Want to take the temperature of the U.K.'s National Institute for Health and Clinical Excellence? Just monitor the drugs they recommend for use by the National Health Service--and those they don't. Specifically, watch the drugs and their prices.
The latest exhibit: Cimzia, UCB's rheumatoid arthritis treatment. NICE just accepted it--after the company agreed to offer the drug for free during each patient's first 12 weeks of treatment. That's a significant price break. According to The Telegraph, Cimzia will cost £5,005 (roughly $8,000) for the first year's treatment rather than £8,580 (about $13,900). And NICE will start picking up the tab only if patients respond to that first 12 weeks' worth.
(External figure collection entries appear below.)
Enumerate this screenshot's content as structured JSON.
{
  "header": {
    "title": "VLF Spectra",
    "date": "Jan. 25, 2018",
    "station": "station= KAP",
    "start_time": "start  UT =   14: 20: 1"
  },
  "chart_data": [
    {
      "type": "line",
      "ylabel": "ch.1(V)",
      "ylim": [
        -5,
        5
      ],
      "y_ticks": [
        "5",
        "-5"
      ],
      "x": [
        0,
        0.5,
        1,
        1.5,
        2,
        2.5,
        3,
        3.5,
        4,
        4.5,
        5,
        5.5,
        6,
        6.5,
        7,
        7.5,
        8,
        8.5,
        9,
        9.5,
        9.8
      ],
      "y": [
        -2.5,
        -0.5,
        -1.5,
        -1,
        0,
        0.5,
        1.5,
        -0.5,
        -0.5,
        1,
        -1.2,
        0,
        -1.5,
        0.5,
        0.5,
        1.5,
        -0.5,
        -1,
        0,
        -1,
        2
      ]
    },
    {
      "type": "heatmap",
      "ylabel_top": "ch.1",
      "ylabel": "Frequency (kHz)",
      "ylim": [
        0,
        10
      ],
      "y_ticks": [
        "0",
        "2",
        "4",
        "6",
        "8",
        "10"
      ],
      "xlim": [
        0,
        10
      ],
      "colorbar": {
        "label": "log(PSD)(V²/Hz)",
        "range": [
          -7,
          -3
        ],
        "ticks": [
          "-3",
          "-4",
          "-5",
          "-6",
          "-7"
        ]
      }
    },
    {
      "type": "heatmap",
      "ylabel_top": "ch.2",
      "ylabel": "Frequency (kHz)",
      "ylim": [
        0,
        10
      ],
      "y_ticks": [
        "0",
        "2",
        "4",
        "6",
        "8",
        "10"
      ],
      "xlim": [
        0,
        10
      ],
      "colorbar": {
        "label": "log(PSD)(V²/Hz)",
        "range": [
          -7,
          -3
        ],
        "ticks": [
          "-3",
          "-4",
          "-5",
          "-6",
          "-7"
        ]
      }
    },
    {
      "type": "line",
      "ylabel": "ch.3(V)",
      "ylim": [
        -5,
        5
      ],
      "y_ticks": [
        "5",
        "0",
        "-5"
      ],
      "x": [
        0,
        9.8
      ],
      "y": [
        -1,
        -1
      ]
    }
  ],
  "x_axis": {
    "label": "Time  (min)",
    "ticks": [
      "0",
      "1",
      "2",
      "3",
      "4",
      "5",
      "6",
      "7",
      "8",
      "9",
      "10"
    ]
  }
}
It's the first new arthritis med accepted by NICE in two years. "Rheumatoid arthritis can be ... very debilitating," Carole Longson, a NICE director, says in a statement (as quoted by Bloomberg). "I am pleased that, having considered the further information we requested, the independent Appraisal Committee has been able to make a positive draft recommendation." Most recently, NICE rejected Roche's RoActemra for similar use (it will be available in Scotland, however, despite NICE's recommendation).
Price breaks obviously persuade. NICE made an about-face in December on Zeltia's Yondelis cancer drug--after Zeltia agreed to foot the bill for any patient that needs more than five cycles of treatment. The government board told Roche it would reconsider RoActemra, provided the company could prove it's cost-effective.